La máxima preocupación se concentra en el incendio de las Cinco Villas, en la provincia de Zaragoza, que ha avanzado mucho durante la noche y que continúa muy activo. En este punto, los datos que se van actualizando confirman que ya hay más de 12.000 hectáreas calcinadas, una cifra que sigue creciendo. La previsión para las próximas horas no es nada buena, según han advertido los responsables de la extinción, lo que anticipa una jornada especialmente difícil para quienes combaten el fuego sobre el terreno.

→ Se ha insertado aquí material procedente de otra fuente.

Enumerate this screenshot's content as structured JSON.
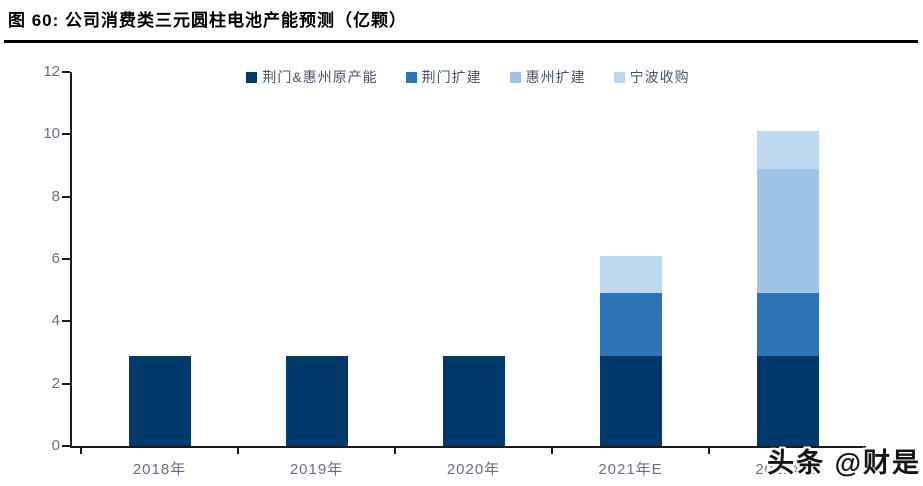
{
  "figure": {
    "title": "图 60:  公司消费类三元圆柱电池产能预测（亿颗）"
  },
  "watermark": {
    "text": "头条 @财是"
  },
  "chart_data": {
    "type": "bar",
    "stacked": true,
    "title": "公司消费类三元圆柱电池产能预测（亿颗）",
    "xlabel": "",
    "ylabel": "",
    "categories": [
      "2018年",
      "2019年",
      "2020年",
      "2021年E",
      "2022年E"
    ],
    "series": [
      {
        "name": "荆门&惠州原产能",
        "color": "#003A6B",
        "values": [
          2.9,
          2.9,
          2.9,
          2.9,
          2.9
        ]
      },
      {
        "name": "荆门扩建",
        "color": "#2E75B6",
        "values": [
          0,
          0,
          0,
          2.0,
          2.0
        ]
      },
      {
        "name": "惠州扩建",
        "color": "#9DC3E6",
        "values": [
          0,
          0,
          0,
          0,
          4.0
        ]
      },
      {
        "name": "宁波收购",
        "color": "#BDD7EE",
        "values": [
          0,
          0,
          0,
          1.2,
          1.2
        ]
      }
    ],
    "totals": [
      2.9,
      2.9,
      2.9,
      6.1,
      10.1
    ],
    "ylim": [
      0,
      12
    ],
    "yticks": [
      0,
      2,
      4,
      6,
      8,
      10,
      12
    ],
    "legend_position": "top-center",
    "grid": false,
    "axis_color": "#1a1a1a",
    "tick_label_color": "#667180"
  }
}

Los testimonios recogidos en la zona reflejan la crudeza de la situación, con vecinos que han tenido que abandonar sus casas casi con lo puesto. Alrededor de un millar de personas han sido evacuadas en el entorno de uno de los incendios, preparando a toda prisa lo imprescindible para meterlo en el coche y ponerse a salvo. Los relatos describen cómo el fuego, empujado por el viento, recorría en apenas una hora u hora y media distancias que parecían seguras, alcanzando zonas que estaban a varios kilómetros en muy poco tiempo.
En la provincia de Guadalajara, otro de los focos ha quemado ya unas 2.000 hectáreas y ha obligado a decretar la evacuación de siete localidades tras las últimas reuniones del CECOPI. Hasta el momento son alrededor de 260 las personas desalojadas, muchas de ellas realojadas en el polideportivo de Humanes, habilitado para acogerlas. La consejera de Desarrollo ha confirmado que el incendio ha alcanzado el Parque Natural de la Sierra Norte de Guadalajara y que las labores de extinción resultan muy complicadas, sobre todo por la dificultad de acceso, también para los medios aéreos.

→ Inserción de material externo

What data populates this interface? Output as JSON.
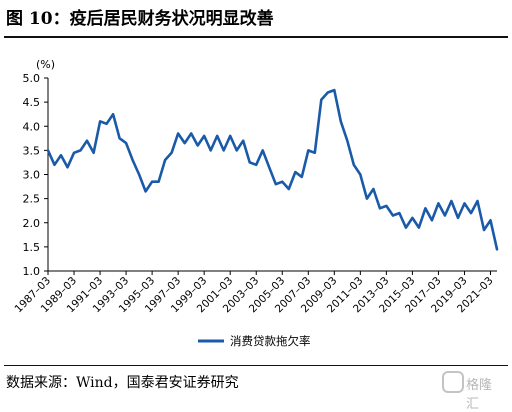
{
  "title": "图 10：疫后居民财务状况明显改善",
  "source": "数据来源：Wind，国泰君安证券研究",
  "watermark": "格隆汇",
  "chart_data": {
    "type": "line",
    "unit_label": "(%)",
    "ylim": [
      1.0,
      5.0
    ],
    "yticks": [
      "5.0",
      "4.5",
      "4.0",
      "3.5",
      "3.0",
      "2.5",
      "2.0",
      "1.5",
      "1.0"
    ],
    "xticks": [
      "1987–03",
      "1989–03",
      "1991–03",
      "1993–03",
      "1995–03",
      "1997–03",
      "1999–03",
      "2001–03",
      "2003–03",
      "2005–03",
      "2007–03",
      "2009–03",
      "2011–03",
      "2013–03",
      "2015–03",
      "2017–03",
      "2019–03",
      "2021–03"
    ],
    "grid": false,
    "legend_position": "bottom",
    "series": [
      {
        "name": "消费贷款拖欠率",
        "color": "#1a5aa8",
        "x": [
          1987.0,
          1987.5,
          1988.0,
          1988.5,
          1989.0,
          1989.5,
          1990.0,
          1990.5,
          1991.0,
          1991.5,
          1992.0,
          1992.5,
          1993.0,
          1993.5,
          1994.0,
          1994.5,
          1995.0,
          1995.5,
          1996.0,
          1996.5,
          1997.0,
          1997.5,
          1998.0,
          1998.5,
          1999.0,
          1999.5,
          2000.0,
          2000.5,
          2001.0,
          2001.5,
          2002.0,
          2002.5,
          2003.0,
          2003.5,
          2004.0,
          2004.5,
          2005.0,
          2005.5,
          2006.0,
          2006.5,
          2007.0,
          2007.5,
          2008.0,
          2008.5,
          2009.0,
          2009.5,
          2010.0,
          2010.5,
          2011.0,
          2011.5,
          2012.0,
          2012.5,
          2013.0,
          2013.5,
          2014.0,
          2014.5,
          2015.0,
          2015.5,
          2016.0,
          2016.5,
          2017.0,
          2017.5,
          2018.0,
          2018.5,
          2019.0,
          2019.5,
          2020.0,
          2020.5,
          2021.0,
          2021.5
        ],
        "values": [
          3.5,
          3.2,
          3.4,
          3.15,
          3.45,
          3.5,
          3.7,
          3.45,
          4.1,
          4.05,
          4.25,
          3.75,
          3.65,
          3.3,
          3.0,
          2.65,
          2.85,
          2.85,
          3.3,
          3.45,
          3.85,
          3.65,
          3.85,
          3.6,
          3.8,
          3.5,
          3.8,
          3.5,
          3.8,
          3.5,
          3.7,
          3.25,
          3.2,
          3.5,
          3.15,
          2.8,
          2.85,
          2.7,
          3.05,
          2.95,
          3.5,
          3.45,
          4.55,
          4.7,
          4.75,
          4.1,
          3.7,
          3.2,
          3.0,
          2.5,
          2.7,
          2.3,
          2.35,
          2.15,
          2.2,
          1.9,
          2.1,
          1.9,
          2.3,
          2.05,
          2.4,
          2.15,
          2.45,
          2.1,
          2.4,
          2.2,
          2.45,
          1.85,
          2.05,
          1.45
        ]
      }
    ]
  }
}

En cuanto al origen de este incendio de Guadalajara, las causas apuntan en principio a una cosechadora, en plena campaña agrícola y con el campo extremadamente seco. La combinación de maquinaria trabajando en el campo, las temperaturas elevadas y la falta de humedad convierte cualquier chispa en un riesgo elevado de incendio, un patrón que se repite en varios de los fuegos que afectan estos días al territorio y que dispara la preocupación de las autoridades ante la ola de calor.
El tercer incendio que centra la atención esta mañana amenaza al norte de la Comunidad de Madrid, en el municipio de Lozoyuela. El fuego no está controlado ni perimetrado y mantiene activado el nivel 2 de emergencia, tras haber arrasado cerca de 700 hectáreas. La gravedad de la situación ha obligado a reforzar el dispositivo de extinción con la incorporación de la Unidad Militar de Emergencias, que se ha sumado a los trabajos después de una noche entera de labores sin descanso para intentar contener las llamas.
En el caso de Lozoyuela, la Guardia Civil ha detenido a una persona por haber provocado presuntamente el fuego, y la Comunidad de Madrid ha anunciado que se personará como acusación particular en el procedimiento. Mientras tanto, los servicios de emergencia siguen pendientes de la evolución de los tres frentes, en una jornada marcada por el viento y las altas temperaturas, con la vista puesta en un posible cambio de tiempo que, en algunos puntos, podría ayudar a mejorar unas condiciones que hasta ahora han jugado en contra de la extinción.